OLG Frankfurt am Main: Jahrzehntelange Verhandlungen über Baumängel schließen Verjährungseinrede städtischer Bauträgerin aus

Errichtet eine städtische Tochtergesellschaft eine Reihenhaussiedlung und verhandelt jahrzehntelang mit den Hauseigentümern und später der WEG über Mängel, verstieße es gegen Treu und Glauben, im Prozess die Einrede der Verjährung zu erheben. Dies stellte das Oberlandesgericht Frankfurt am Main mit Urteil vom 10.12.2018 klar (Az.: 29 U 123/17, nicht rechtskräftig).

Streit um Mängel in Reihenhaussiedlung

Die Beklagte ist eine Tochtergesellschaft der Stadt Wiesbaden. Sie hat als Bauträgerin 32 Reihenhäuser in Wiesbaden-Dotzheim errichtet. Die Häuser wurden 1998 abgenommen. Die Gemeinschaft der Eigentümer dieser Häuser (WEG) begehrt nunmehr von der Beklagten Mangelbeseitigung.

Gutachter stellten schon 2002 vielfache Mängel fest

Bereits 2002 beantragten die Hauseigentümer, im Rahmen eines selbstständigen Beweisverfahrens festzustellen, dass zahlreiche Mängel (unter anderem Feuchtigkeit, Schimmel) vorliegen. Der Architekt unterstützte die Beklagte als Streithelfer. In dem selbstständigen Beweisverfahren wurden drei gerichtliche Gutachten und anschließend mehrere Privatgutachten verschiedener Sachverständiger eingeholt. Alle kamen zu dem Ergebnis, dass die Reihenhäuser vielfache Mängel aufweisen.

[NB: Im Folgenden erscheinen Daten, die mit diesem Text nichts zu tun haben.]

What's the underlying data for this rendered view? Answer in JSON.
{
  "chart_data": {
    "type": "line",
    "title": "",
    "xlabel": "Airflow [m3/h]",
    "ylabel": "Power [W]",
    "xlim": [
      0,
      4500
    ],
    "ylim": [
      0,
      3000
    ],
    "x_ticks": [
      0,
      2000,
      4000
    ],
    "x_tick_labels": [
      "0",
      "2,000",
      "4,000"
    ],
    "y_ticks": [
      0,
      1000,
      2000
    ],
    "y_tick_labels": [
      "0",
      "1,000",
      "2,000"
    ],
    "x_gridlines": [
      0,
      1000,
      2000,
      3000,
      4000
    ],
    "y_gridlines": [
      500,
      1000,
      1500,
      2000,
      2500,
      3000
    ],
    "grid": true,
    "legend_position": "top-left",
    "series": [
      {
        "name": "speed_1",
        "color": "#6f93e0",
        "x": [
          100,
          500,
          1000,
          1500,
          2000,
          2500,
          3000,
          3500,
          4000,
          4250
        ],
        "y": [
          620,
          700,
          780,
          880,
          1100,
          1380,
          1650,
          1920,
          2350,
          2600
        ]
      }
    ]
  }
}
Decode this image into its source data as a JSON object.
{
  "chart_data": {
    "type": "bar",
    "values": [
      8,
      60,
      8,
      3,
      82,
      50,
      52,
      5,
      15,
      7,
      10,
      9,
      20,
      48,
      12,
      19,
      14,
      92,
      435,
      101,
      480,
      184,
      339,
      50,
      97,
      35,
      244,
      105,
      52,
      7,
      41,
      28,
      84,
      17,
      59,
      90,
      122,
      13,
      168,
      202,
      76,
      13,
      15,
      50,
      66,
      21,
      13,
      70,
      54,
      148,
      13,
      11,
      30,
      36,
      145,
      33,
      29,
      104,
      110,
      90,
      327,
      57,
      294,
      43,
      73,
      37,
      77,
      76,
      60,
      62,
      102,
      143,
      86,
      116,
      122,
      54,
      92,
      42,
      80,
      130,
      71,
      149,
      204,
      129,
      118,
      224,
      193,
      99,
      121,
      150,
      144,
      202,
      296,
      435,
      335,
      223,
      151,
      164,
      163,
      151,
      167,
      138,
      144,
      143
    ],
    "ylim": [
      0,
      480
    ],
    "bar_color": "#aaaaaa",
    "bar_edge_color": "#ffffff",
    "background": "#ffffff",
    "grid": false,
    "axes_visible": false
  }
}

WEG klagt 2016 – Bauträgerin beruft sich auf Verjährung

Da die Parteien sich über die Durchführung der erforderlichen Sanierungsmaßnahmen hinsichtlich dreier von vier Reihenhauszeilen nicht einigen konnten, hat die Klägerin erst 2016 Klage auf Nachbesserung und Schadenersatz erhoben. Im Prozess haben die beklagte städtische Tochter und der Streithelfer unter anderem geltend gemacht, dass die Klägerin nicht wirksam Ansprüche der einzelnen Eigentümer geltend machen könne. Es fehle ein Mehrheitsbeschluss der Wohnungseigentümer, wonach die hier klagende WEG wirksam die Rechte der Wohnungseigentümer an sich ziehe und geltend machen könne. Folglich seien die Ansprüche verjährt.

OLG bejaht Prozessführungsbefugnis der WEG und verneint Verjährung

Das Landgericht Wiesbaden hat die Klage erstinstanzlich abgewiesen. Die hiergegen gerichtete Berufung der Klägerin hatte Erfolg. Das OLG hat das Urteil des LG aufgehoben und die Sache zur erneuten Verhandlung zurückverwiesen. Das LG habe zu Unrecht die Prozessführungsbefugnis der klagenden WEG abgelehnt. Die Klägerin könne hier wirksam die Rechte der einzelnen Hauseigentümer geltend machen. Dies ergebe sich jedenfalls aus einem nunmehr vorliegenden Beschluss der Eigentümer aus dem Jahr 2010. Die Nachbesserungsrechte seien damit nicht verjährt. Das LG müsse nunmehr intensiv aufklären, ob, und welche Mängel zur Nachbesserung berechtigen würden.

Erstmaliges Berufen auf Verjährung im Prozess treuwidrig

Das OLG betonte darüber hinaus, dass die Beklagte sich bereits deshalb nicht wirksam auf die Einrede der Verjährung berufen könne, da ihr Verhalten gegen den Grundsatz von Treu und Glauben verstoße. Die Beklagte habe jahrzehntelang zunächst mit den Eigentümern und dann mit der klagenden WEG über das Vorliegen von Mängeln verhandelt. Es sei umfangreich und kostspielig Beweis erhoben worden. Als städtische Tochter berühre ihre Arbeit als Bauträgerin darüber hinaus den Bereich der Daseinsvorsorge. Unter diesen Umständen sei es treuwidrig, wenn sich die Beklagte erstmals im Prozess auf die Einrede der Verjährung berufe.

Revision nicht zugelassen – Beschwerde möglich

Das Urteil ist nicht rechtskräftig. Die Beklagte kann mit der Nichtzulassungsbeschwerde vor dem Bundesgerichtshof die Zulassung der Revision begehren.

OLG Frankfurt a. M., Urteil vom 10.12.2018 - 29 U 123/17

Redaktion beck-aktuell, 10. Dezember 2018.